Answer:
The answer is y = 3 cos(4/3 x - 2π) + 2 ⇒ last answer
Step-by-step explanation:
* Lets revise the sine function
- If we have a sine function of the form f(x) = Asin(Bx + C) + D, where
A, B , C and D are constant, then
# Amplitude is A
- The Amplitude is the height from the center line to the peak .
Or we can measure the height from highest to lowest points and
divide that by 2
# Period is 2π/B
- The period goes from one peak to the next
# phase shift is C (positive is to the left)

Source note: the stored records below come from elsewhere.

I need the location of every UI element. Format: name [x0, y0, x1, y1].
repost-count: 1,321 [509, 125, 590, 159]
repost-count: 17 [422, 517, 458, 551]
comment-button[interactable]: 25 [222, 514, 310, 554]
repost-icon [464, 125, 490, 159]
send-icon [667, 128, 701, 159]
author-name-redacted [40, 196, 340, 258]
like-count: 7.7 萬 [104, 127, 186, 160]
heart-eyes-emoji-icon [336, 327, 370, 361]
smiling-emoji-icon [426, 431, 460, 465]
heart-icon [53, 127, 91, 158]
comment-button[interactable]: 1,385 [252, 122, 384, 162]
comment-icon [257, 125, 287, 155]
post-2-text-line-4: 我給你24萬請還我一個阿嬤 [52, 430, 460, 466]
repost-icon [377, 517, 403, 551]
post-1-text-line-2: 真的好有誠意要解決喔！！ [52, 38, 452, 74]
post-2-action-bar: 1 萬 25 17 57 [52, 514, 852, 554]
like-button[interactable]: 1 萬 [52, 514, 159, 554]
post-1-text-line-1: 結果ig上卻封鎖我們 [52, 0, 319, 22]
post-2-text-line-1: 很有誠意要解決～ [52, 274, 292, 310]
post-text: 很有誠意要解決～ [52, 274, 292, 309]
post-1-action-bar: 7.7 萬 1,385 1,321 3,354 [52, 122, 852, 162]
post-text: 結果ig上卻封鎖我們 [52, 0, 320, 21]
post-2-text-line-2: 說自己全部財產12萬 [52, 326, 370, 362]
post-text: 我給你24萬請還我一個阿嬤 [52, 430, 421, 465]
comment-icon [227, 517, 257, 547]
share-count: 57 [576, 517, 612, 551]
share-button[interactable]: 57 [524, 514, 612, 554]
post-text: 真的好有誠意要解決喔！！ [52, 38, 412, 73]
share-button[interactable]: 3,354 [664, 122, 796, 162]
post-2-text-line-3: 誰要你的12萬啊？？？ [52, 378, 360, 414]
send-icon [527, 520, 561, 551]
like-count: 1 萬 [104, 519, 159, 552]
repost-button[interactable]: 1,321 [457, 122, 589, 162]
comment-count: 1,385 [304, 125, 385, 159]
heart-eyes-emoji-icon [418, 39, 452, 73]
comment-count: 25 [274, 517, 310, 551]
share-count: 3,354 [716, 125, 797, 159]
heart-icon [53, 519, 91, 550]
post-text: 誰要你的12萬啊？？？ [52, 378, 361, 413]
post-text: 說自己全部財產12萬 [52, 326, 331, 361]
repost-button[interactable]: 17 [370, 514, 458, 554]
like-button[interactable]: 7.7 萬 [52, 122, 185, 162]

- The Phase Shift is how far the function is shifted horizontally
from the usual position.
# vertical shift is D
- The Vertical Shift is how far the function is shifted vertically from
the usual position.
* Now lets solve the problem
∵ y = -3sin(2/3 x - 2π) + 2
- the period is 2π ÷ 2/3 = 2π × 3/2 = 3π
∴ The period of the function is 3π
- We look for a function has one-half (3π), means 3π/2
* Lets look to the answer to find the right one
- All of them have the same value of B except the last one, lets
check it
∵ y = 3cos(4/3 x - 2π) + 2
∵ B = 4/3
∴ The period = 2π ÷ 4/3 = 2π × 3/4 = 6π/4 = 3π/2
∵ 3π/2 is half 3π
∴ The last answer is right